The three pieces you need in order to understand this architecture are the proxy stub, the container, and the bean instance itself. You will probably never deal with the internal architecture of your EJB container because the purpose of middleware is to alleviate these concerns so that you can focus on writing business logic.
When your business logic interacts with a session bean, it is not working directly with instances of the bean class; it is working through the bean's remote or local interface. When you invoke methods on the remote or local interface, the object instance you are using is something called a proxy stub.
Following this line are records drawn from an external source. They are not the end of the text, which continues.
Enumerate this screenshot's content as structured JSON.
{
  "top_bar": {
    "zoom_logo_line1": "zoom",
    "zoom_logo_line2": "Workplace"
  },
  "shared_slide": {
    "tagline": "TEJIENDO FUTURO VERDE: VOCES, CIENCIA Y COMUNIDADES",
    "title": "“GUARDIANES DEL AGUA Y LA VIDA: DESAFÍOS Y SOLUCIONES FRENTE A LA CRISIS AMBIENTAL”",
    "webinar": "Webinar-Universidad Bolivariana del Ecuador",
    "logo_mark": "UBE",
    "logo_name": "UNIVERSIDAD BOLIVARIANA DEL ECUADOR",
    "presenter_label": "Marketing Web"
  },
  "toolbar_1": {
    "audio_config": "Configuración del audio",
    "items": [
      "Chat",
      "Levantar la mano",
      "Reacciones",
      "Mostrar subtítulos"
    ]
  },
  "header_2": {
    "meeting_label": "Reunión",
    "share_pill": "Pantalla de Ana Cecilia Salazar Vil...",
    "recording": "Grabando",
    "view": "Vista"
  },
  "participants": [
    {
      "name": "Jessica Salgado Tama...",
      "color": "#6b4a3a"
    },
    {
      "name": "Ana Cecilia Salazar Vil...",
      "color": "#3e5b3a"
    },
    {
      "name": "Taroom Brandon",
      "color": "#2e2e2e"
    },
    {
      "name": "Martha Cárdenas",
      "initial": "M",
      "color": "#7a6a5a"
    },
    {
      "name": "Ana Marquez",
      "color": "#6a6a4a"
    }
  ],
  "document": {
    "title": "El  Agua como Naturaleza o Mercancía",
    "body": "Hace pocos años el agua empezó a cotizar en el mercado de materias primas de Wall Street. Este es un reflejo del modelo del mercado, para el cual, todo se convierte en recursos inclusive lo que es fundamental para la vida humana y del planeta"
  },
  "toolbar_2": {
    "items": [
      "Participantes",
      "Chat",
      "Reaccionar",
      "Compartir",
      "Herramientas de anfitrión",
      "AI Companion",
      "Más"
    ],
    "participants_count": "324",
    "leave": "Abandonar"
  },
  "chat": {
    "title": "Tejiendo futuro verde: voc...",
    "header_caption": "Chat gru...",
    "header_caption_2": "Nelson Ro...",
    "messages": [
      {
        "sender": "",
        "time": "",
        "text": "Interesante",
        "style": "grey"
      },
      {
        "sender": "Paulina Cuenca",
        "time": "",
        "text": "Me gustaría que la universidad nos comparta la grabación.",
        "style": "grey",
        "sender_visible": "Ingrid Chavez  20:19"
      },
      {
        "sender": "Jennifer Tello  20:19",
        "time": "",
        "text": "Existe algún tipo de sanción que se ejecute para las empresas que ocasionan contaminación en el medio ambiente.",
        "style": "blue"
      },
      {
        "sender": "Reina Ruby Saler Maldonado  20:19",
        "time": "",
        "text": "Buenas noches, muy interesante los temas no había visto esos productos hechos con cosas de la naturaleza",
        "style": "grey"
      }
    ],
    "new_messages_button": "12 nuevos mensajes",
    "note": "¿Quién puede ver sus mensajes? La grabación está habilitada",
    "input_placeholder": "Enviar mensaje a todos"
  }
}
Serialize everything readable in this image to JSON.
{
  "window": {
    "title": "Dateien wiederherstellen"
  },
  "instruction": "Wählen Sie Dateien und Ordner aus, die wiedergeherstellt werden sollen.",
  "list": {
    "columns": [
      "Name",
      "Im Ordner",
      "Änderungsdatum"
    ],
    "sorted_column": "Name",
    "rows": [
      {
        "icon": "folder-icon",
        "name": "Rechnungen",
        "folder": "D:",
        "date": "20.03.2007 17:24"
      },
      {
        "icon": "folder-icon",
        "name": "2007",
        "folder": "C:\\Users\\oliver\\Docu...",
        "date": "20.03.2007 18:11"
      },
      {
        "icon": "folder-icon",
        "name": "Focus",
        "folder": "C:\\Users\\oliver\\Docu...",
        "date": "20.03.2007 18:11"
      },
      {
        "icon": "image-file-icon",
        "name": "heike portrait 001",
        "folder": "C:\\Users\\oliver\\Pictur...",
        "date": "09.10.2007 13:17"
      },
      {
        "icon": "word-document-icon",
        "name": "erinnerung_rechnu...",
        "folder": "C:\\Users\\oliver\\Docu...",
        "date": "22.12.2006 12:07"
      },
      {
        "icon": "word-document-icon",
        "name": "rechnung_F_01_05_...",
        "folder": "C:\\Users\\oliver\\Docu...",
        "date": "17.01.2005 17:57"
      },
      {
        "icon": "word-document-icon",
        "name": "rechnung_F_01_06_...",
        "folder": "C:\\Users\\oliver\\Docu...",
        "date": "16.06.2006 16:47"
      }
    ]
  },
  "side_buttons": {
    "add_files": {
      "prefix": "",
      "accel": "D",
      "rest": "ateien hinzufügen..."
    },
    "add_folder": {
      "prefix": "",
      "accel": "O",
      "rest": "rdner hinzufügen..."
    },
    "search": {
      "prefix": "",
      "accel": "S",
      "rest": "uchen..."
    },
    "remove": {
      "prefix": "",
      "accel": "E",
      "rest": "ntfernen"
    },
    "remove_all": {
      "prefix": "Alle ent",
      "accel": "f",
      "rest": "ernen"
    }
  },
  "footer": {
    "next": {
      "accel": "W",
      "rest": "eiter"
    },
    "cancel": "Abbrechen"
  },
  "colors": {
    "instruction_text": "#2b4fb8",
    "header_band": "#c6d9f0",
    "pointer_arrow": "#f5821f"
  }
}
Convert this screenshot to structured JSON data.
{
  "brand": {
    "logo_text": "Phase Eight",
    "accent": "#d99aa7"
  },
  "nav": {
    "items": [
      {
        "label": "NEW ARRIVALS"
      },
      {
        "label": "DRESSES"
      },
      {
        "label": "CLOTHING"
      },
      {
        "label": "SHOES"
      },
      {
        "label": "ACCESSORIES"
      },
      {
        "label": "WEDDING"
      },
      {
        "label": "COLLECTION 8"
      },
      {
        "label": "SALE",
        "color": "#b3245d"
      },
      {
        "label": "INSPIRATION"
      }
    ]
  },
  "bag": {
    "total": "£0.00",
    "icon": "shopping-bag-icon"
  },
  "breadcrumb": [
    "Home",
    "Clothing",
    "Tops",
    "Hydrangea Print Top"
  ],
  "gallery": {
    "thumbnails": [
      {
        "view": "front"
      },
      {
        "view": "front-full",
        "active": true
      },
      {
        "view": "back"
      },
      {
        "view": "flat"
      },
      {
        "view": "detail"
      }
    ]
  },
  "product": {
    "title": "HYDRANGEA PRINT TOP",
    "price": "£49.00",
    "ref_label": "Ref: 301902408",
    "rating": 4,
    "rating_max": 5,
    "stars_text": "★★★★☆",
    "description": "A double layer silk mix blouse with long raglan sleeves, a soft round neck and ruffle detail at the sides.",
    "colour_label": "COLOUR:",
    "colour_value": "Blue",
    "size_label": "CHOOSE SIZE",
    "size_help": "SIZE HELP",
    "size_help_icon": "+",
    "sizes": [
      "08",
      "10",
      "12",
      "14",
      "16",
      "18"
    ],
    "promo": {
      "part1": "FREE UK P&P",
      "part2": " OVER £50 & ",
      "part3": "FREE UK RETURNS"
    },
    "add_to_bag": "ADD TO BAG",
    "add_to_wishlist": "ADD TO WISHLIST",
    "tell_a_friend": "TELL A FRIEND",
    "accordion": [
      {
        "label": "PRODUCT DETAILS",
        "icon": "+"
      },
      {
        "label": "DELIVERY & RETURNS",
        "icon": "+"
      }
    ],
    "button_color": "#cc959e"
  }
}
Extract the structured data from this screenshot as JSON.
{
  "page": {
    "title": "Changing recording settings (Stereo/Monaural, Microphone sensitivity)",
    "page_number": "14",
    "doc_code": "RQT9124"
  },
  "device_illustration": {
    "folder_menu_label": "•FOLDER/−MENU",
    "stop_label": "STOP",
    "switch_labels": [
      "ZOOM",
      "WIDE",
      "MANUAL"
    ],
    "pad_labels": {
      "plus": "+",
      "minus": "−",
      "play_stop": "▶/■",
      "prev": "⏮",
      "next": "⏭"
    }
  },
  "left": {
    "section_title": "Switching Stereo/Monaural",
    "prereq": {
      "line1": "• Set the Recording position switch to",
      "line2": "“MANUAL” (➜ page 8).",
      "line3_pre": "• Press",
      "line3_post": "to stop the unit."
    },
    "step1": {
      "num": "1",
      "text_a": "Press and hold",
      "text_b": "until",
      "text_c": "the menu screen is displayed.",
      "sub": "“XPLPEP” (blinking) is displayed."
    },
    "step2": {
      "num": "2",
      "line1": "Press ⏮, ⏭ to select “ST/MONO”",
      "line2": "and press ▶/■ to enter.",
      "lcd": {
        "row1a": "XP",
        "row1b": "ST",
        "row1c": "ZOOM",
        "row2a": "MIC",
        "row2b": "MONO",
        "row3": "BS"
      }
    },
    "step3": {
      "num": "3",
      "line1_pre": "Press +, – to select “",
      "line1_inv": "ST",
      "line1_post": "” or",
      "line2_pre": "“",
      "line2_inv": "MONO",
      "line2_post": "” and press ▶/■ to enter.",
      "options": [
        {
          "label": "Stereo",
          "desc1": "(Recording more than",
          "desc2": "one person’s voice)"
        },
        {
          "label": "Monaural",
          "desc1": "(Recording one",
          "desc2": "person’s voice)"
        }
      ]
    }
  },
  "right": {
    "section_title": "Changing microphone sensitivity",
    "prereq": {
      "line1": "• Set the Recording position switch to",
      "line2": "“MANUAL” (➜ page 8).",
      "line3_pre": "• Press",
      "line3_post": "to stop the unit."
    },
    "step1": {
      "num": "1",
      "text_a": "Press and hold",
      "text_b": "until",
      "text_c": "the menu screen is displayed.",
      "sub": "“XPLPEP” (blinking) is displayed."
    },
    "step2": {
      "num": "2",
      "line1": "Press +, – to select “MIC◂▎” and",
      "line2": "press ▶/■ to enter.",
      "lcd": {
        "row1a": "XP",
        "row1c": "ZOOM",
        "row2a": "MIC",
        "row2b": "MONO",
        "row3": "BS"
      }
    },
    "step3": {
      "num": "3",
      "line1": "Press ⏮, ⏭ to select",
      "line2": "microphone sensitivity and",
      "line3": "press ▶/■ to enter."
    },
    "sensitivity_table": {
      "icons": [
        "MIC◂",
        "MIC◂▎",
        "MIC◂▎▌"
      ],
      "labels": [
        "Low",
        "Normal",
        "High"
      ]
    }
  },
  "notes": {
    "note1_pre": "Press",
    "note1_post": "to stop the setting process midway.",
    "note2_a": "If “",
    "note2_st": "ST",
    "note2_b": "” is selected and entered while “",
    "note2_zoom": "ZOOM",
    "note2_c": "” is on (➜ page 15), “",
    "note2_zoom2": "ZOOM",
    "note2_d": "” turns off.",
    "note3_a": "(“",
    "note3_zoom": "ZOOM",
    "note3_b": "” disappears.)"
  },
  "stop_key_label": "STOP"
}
This proxy stub implements the remote or local interface of the session bean and is responsible for sending your session bean method invocation over the network to your remote EJB container or routing the request to an EJB container that is local in the JVM. The proxy stub can be generated by a precompiler, such as RMI's rmic. Or, as in the case of JBoss, it is dynamically generated at deployment time using the java.lang.reflect.Proxy facilities that come with the JDK.
The proxy stub routes the method invocation to the EJB container on the server (or in the server if it is a local interface). It is the EJB container's job to manage bean class instances as well as security and transaction demarcation.